Re: virus: Hear no evil, see no evil, speak no evil.

Eric Boyd (6ceb3@qlink.queensu.ca)
Sat, 13 Mar 1999 15:25:57 -0500

Hi,

From: Tim Rhodes <proftim@speakeasy.org> <<
I bet a lot of ostriches had to die of heat exhaustion before that adaptation was selected for. Can you afford to be as patient and detached with yourself as Nature is with evolution?
>>

Probably not. Fortunatly, as we well know, memetic evolution occurs orders of magnitude faster. (and with less pain to boot!)

<<
Or to move it out of its rut, that single powerful strange attractor. Imagine the first example, but with the ball magnitized and the sphere of polished iron. How much more dynamic is that system, compaired to your bowl?
>>

Well, in a literal sense, no more. The ball will fall into the same type of equilibrium at the bottom of the sphere as the ball in the bowl possesses. In fact, since your ball is trapped on the sphere, while mine may escape the bowl, perhaps it is less dynamic.

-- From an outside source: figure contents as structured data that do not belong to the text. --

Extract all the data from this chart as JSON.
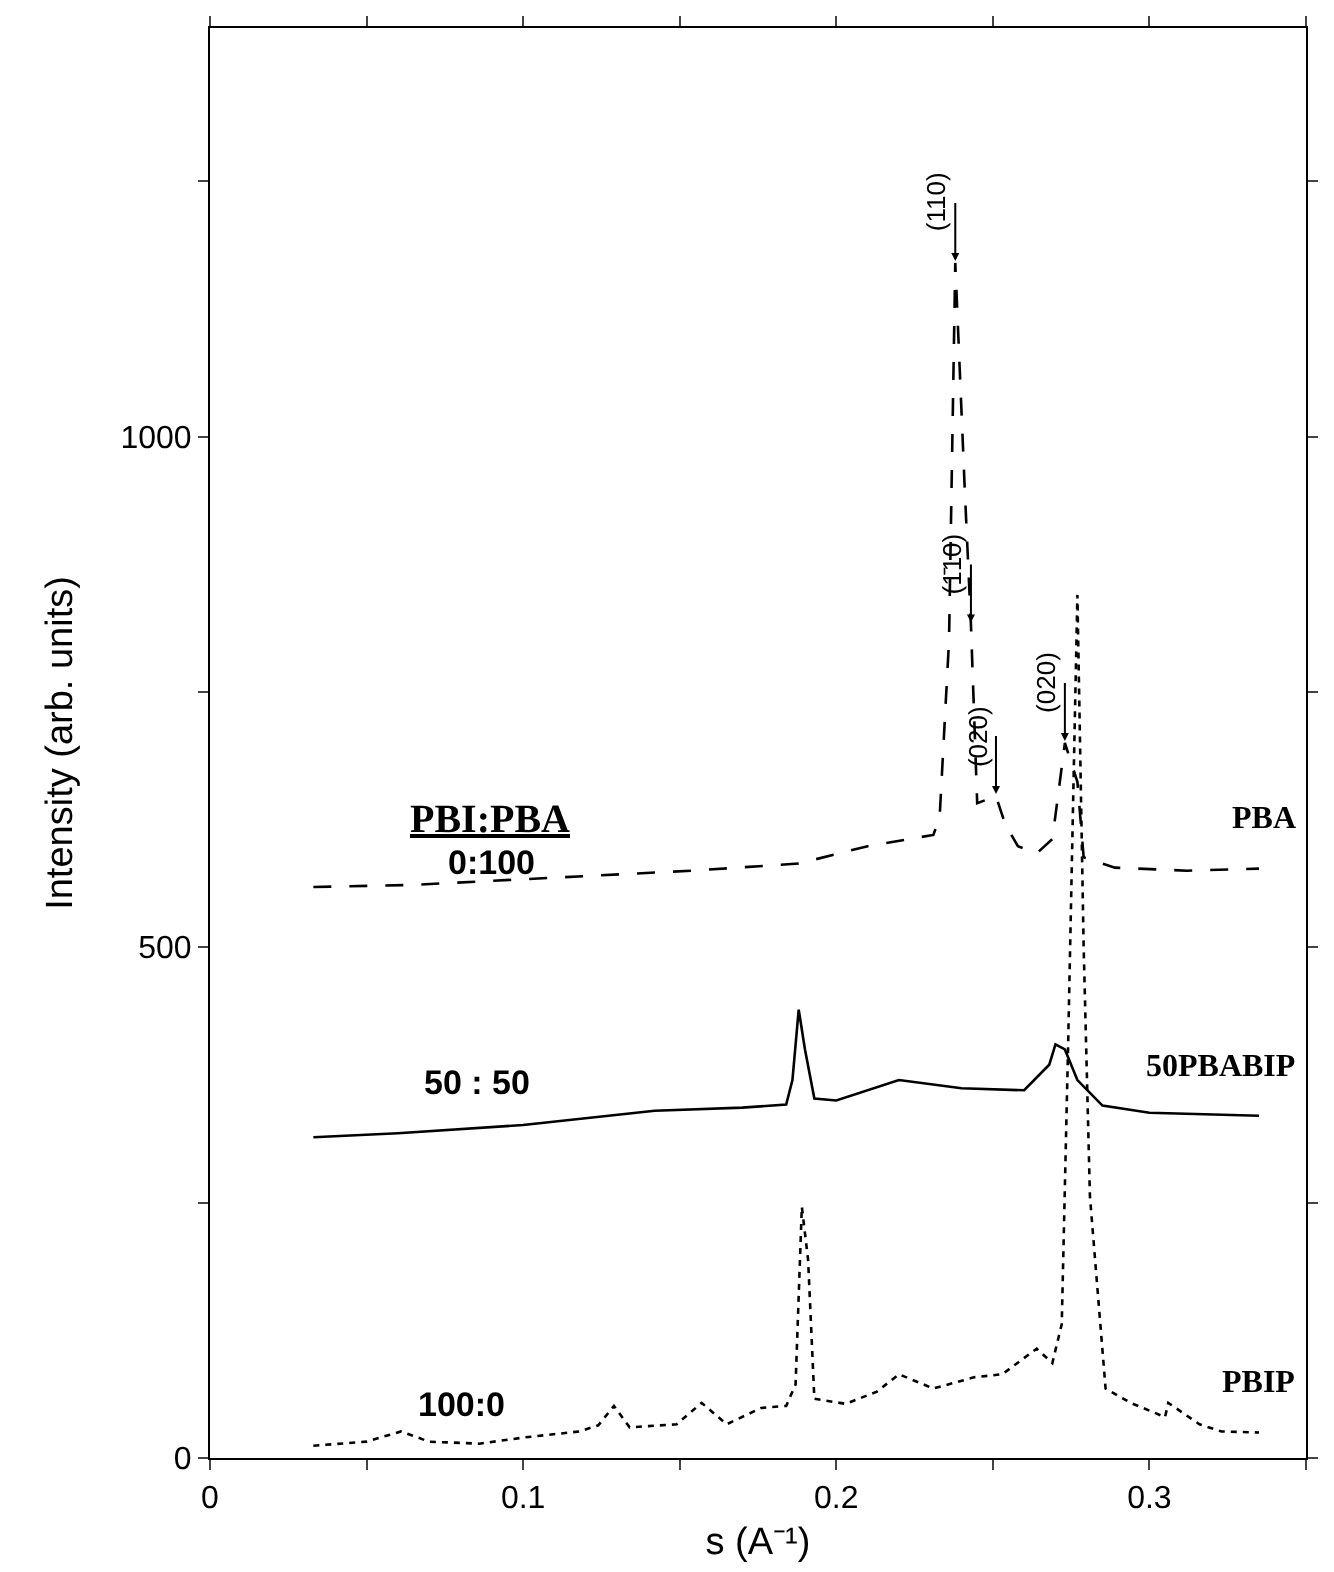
{
  "chart_data": {
    "type": "line",
    "xlabel": "s (A⁻¹)",
    "ylabel": "Intensity (arb. units)",
    "xlim": [
      0,
      0.35
    ],
    "xticks": [
      0,
      {
        "value": 0.05,
        "label": null
      },
      0.1,
      {
        "value": 0.15,
        "label": null
      },
      0.2,
      {
        "value": 0.25,
        "label": null
      },
      0.3,
      {
        "value": 0.35,
        "label": null
      }
    ],
    "ylim": [
      0,
      1400
    ],
    "yticks": [
      0,
      {
        "value": 250,
        "label": null
      },
      500,
      {
        "value": 750,
        "label": null
      },
      1000,
      {
        "value": 1250,
        "label": null
      }
    ],
    "grid": false,
    "legend": false,
    "marker": "none",
    "series": [
      {
        "name": "PBA",
        "color": "#000000",
        "line_style": "dashed",
        "x": [
          0.033,
          0.064,
          0.109,
          0.154,
          0.188,
          0.21,
          0.231,
          0.233,
          0.236,
          0.238,
          0.241,
          0.243,
          0.245,
          0.251,
          0.254,
          0.258,
          0.264,
          0.269,
          0.273,
          0.277,
          0.279,
          0.289,
          0.312,
          0.335
        ],
        "values": [
          559,
          561,
          568,
          575,
          582,
          599,
          610,
          627,
          800,
          1170,
          950,
          816,
          641,
          648,
          620,
          599,
          592,
          606,
          700,
          662,
          588,
          578,
          575,
          577
        ]
      },
      {
        "name": "50PBABIP",
        "color": "#000000",
        "line_style": "solid",
        "x": [
          0.033,
          0.06,
          0.1,
          0.142,
          0.17,
          0.184,
          0.186,
          0.188,
          0.19,
          0.193,
          0.2,
          0.22,
          0.24,
          0.26,
          0.268,
          0.27,
          0.273,
          0.277,
          0.285,
          0.3,
          0.335
        ],
        "values": [
          314,
          318,
          326,
          340,
          343,
          346,
          370,
          439,
          400,
          352,
          350,
          370,
          362,
          360,
          385,
          405,
          400,
          370,
          345,
          338,
          335
        ]
      },
      {
        "name": "PBIP",
        "color": "#000000",
        "line_style": "dotted",
        "x": [
          0.033,
          0.05,
          0.061,
          0.07,
          0.086,
          0.1,
          0.118,
          0.124,
          0.129,
          0.134,
          0.149,
          0.157,
          0.165,
          0.176,
          0.184,
          0.187,
          0.189,
          0.191,
          0.193,
          0.203,
          0.213,
          0.22,
          0.231,
          0.244,
          0.253,
          0.264,
          0.269,
          0.272,
          0.274,
          0.277,
          0.279,
          0.281,
          0.286,
          0.294,
          0.305,
          0.306,
          0.316,
          0.323,
          0.335
        ],
        "values": [
          12,
          16,
          26,
          16,
          14,
          20,
          26,
          32,
          51,
          30,
          33,
          54,
          33,
          49,
          51,
          72,
          246,
          194,
          58,
          53,
          65,
          82,
          68,
          79,
          82,
          107,
          93,
          131,
          400,
          845,
          500,
          256,
          68,
          54,
          40,
          54,
          33,
          26,
          25
        ]
      }
    ],
    "annotations": [
      {
        "text": "(110)",
        "x": 0.238,
        "y": 1170
      },
      {
        "text": "(1̄10)",
        "x": 0.243,
        "y": 816
      },
      {
        "text": "(020)",
        "x": 0.251,
        "y": 648
      },
      {
        "text": "(020)",
        "x": 0.273,
        "y": 700
      },
      "PBI:PBA",
      "0:100",
      "50 : 50",
      "100:0"
    ]
  }
}
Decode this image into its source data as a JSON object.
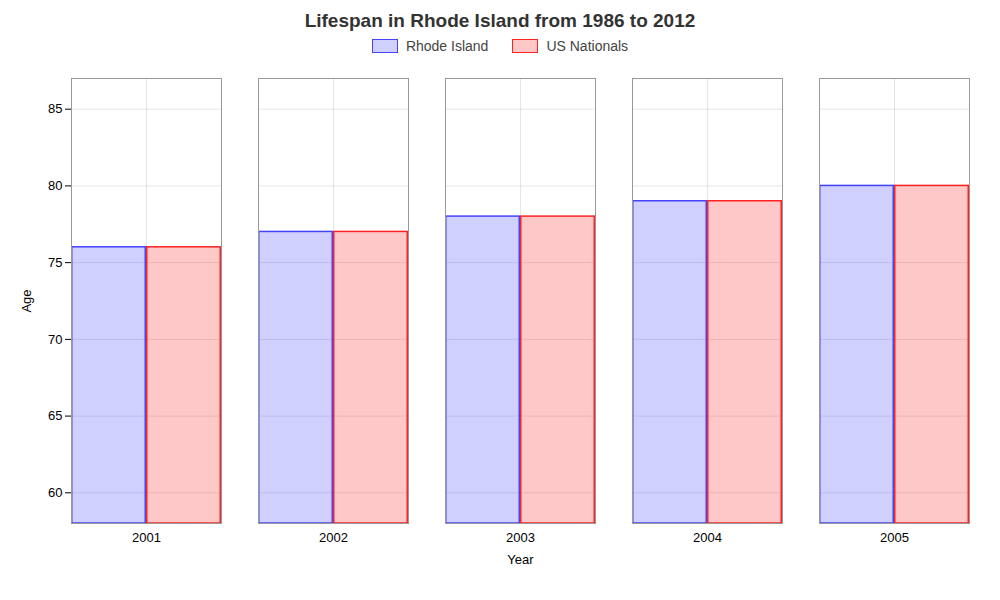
{
  "chart_data": {
    "type": "bar",
    "title": "Lifespan in Rhode Island from 1986 to 2012",
    "xlabel": "Year",
    "ylabel": "Age",
    "categories": [
      "2001",
      "2002",
      "2003",
      "2004",
      "2005"
    ],
    "series": [
      {
        "name": "Rhode Island",
        "color": "#4444ff",
        "values": [
          76,
          77,
          78,
          79,
          80
        ]
      },
      {
        "name": "US Nationals",
        "color": "#ff2222",
        "values": [
          76,
          77,
          78,
          79,
          80
        ]
      }
    ],
    "ylim": [
      58,
      87
    ],
    "yticks": [
      60,
      65,
      70,
      75,
      80,
      85
    ],
    "grid": true,
    "legend": "top"
  }
}
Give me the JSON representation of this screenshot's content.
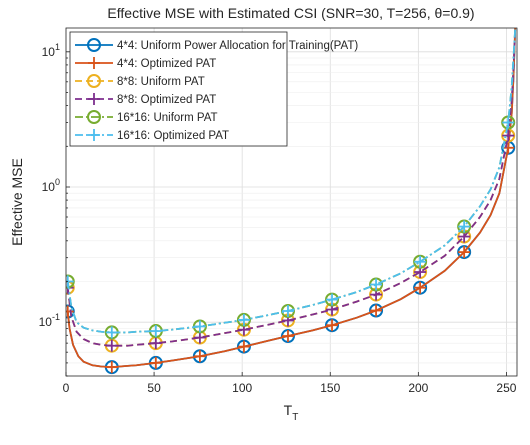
{
  "chart_data": {
    "type": "line",
    "title": "Effective MSE with Estimated CSI (SNR=30, T=256, θ=0.9)",
    "xlabel": "T",
    "xlabel_sub": "T",
    "ylabel": "Effective MSE",
    "xlim": [
      0,
      256
    ],
    "ylim": [
      0.04,
      15
    ],
    "yscale": "log",
    "grid": true,
    "legend_position": "top-left",
    "x_ticks": [
      0,
      50,
      100,
      150,
      200,
      250
    ],
    "y_ticks": [
      {
        "value": 0.1,
        "base": "10",
        "exp": "-1"
      },
      {
        "value": 1,
        "base": "10",
        "exp": "0"
      },
      {
        "value": 10,
        "base": "10",
        "exp": "1"
      }
    ],
    "series": [
      {
        "name": "4*4: Uniform Power Allocation for Training(PAT)",
        "color": "#0072bd",
        "dash": "solid",
        "marker": "circle",
        "x": [
          1,
          2,
          4,
          7,
          10,
          15,
          20,
          26,
          35,
          40,
          51,
          60,
          76,
          90,
          101,
          115,
          126,
          140,
          151,
          165,
          176,
          190,
          201,
          215,
          226,
          235,
          241,
          246,
          251,
          253,
          254,
          255
        ],
        "y": [
          0.12,
          0.09,
          0.068,
          0.056,
          0.051,
          0.048,
          0.047,
          0.0465,
          0.0475,
          0.048,
          0.05,
          0.052,
          0.056,
          0.061,
          0.066,
          0.073,
          0.079,
          0.087,
          0.095,
          0.108,
          0.122,
          0.148,
          0.18,
          0.24,
          0.33,
          0.46,
          0.62,
          0.9,
          1.95,
          3.5,
          6.5,
          15
        ]
      },
      {
        "name": "4*4: Optimized PAT",
        "color": "#d95319",
        "dash": "solid",
        "marker": "plus",
        "x": [
          1,
          2,
          4,
          7,
          10,
          15,
          20,
          26,
          35,
          40,
          51,
          60,
          76,
          90,
          101,
          115,
          126,
          140,
          151,
          165,
          176,
          190,
          201,
          215,
          226,
          235,
          241,
          246,
          251,
          253,
          254,
          255
        ],
        "y": [
          0.12,
          0.09,
          0.068,
          0.056,
          0.051,
          0.048,
          0.047,
          0.0465,
          0.0475,
          0.048,
          0.05,
          0.052,
          0.056,
          0.061,
          0.066,
          0.073,
          0.079,
          0.087,
          0.095,
          0.108,
          0.122,
          0.148,
          0.18,
          0.24,
          0.33,
          0.46,
          0.62,
          0.9,
          1.95,
          3.5,
          6.5,
          15
        ]
      },
      {
        "name": "8*8: Uniform PAT",
        "color": "#edb120",
        "dash": "dashed",
        "marker": "circle",
        "x": [
          1,
          3,
          6,
          10,
          15,
          20,
          26,
          35,
          40,
          51,
          60,
          76,
          90,
          101,
          115,
          126,
          140,
          151,
          165,
          176,
          190,
          201,
          215,
          226,
          235,
          241,
          246,
          251,
          253,
          254,
          255
        ],
        "y": [
          0.18,
          0.11,
          0.085,
          0.075,
          0.07,
          0.068,
          0.067,
          0.067,
          0.068,
          0.07,
          0.072,
          0.077,
          0.083,
          0.088,
          0.096,
          0.103,
          0.114,
          0.124,
          0.142,
          0.16,
          0.195,
          0.235,
          0.31,
          0.43,
          0.6,
          0.8,
          1.15,
          2.4,
          4.3,
          7.5,
          15
        ]
      },
      {
        "name": "8*8: Optimized PAT",
        "color": "#7e2f8e",
        "dash": "dashed",
        "marker": "plus",
        "x": [
          1,
          3,
          6,
          10,
          15,
          20,
          26,
          35,
          40,
          51,
          60,
          76,
          90,
          101,
          115,
          126,
          140,
          151,
          165,
          176,
          190,
          201,
          215,
          226,
          235,
          241,
          246,
          251,
          253,
          254,
          255
        ],
        "y": [
          0.18,
          0.11,
          0.085,
          0.075,
          0.07,
          0.068,
          0.067,
          0.067,
          0.068,
          0.07,
          0.072,
          0.077,
          0.083,
          0.088,
          0.096,
          0.103,
          0.114,
          0.124,
          0.142,
          0.16,
          0.195,
          0.235,
          0.31,
          0.43,
          0.6,
          0.8,
          1.15,
          2.4,
          4.3,
          7.5,
          15
        ]
      },
      {
        "name": "16*16: Uniform PAT",
        "color": "#77ac30",
        "dash": "dashdot",
        "marker": "circle",
        "x": [
          1,
          3,
          6,
          10,
          15,
          20,
          26,
          35,
          40,
          51,
          60,
          76,
          90,
          101,
          115,
          126,
          140,
          151,
          165,
          176,
          190,
          201,
          215,
          226,
          235,
          241,
          246,
          251,
          253,
          254,
          255
        ],
        "y": [
          0.2,
          0.13,
          0.1,
          0.091,
          0.087,
          0.085,
          0.084,
          0.084,
          0.085,
          0.086,
          0.088,
          0.093,
          0.099,
          0.104,
          0.113,
          0.121,
          0.134,
          0.147,
          0.167,
          0.19,
          0.23,
          0.28,
          0.37,
          0.51,
          0.72,
          0.96,
          1.4,
          3.0,
          5.5,
          9,
          15
        ]
      },
      {
        "name": "16*16: Optimized PAT",
        "color": "#4dbeee",
        "dash": "dashdot",
        "marker": "plus",
        "x": [
          1,
          3,
          6,
          10,
          15,
          20,
          26,
          35,
          40,
          51,
          60,
          76,
          90,
          101,
          115,
          126,
          140,
          151,
          165,
          176,
          190,
          201,
          215,
          226,
          235,
          241,
          246,
          251,
          253,
          254,
          255
        ],
        "y": [
          0.2,
          0.13,
          0.1,
          0.091,
          0.087,
          0.085,
          0.084,
          0.084,
          0.085,
          0.086,
          0.088,
          0.093,
          0.099,
          0.104,
          0.113,
          0.121,
          0.134,
          0.147,
          0.167,
          0.19,
          0.23,
          0.28,
          0.37,
          0.51,
          0.72,
          0.96,
          1.4,
          3.0,
          5.5,
          9,
          15
        ]
      }
    ],
    "marker_x": {
      "4*4": [
        1,
        26,
        51,
        76,
        101,
        126,
        151,
        176,
        201,
        226,
        251
      ],
      "8*8": [
        1,
        26,
        51,
        76,
        101,
        126,
        151,
        176,
        201,
        226,
        251
      ],
      "16*16": [
        1,
        26,
        51,
        76,
        101,
        126,
        151,
        176,
        201,
        226,
        251
      ]
    }
  }
}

However, since your real point (I'm assuming) is that stability is less important than versatility, I'll address that. Do you think it's possible to have a ball in "free fall" continually? Didn't Kuhn (I think that was the author of _The Structure of Scientific Revolution_) prove that even science uses bowls? The real trick is to remember that the bowls one does use do not have infinitly high walls -- that sufficient proof could always come along to bump the ball out. (PCR).

></methaphoric mode>

Perhaps we should coin a new mode -- mythaphoric mode. Oh, wait; that's not new!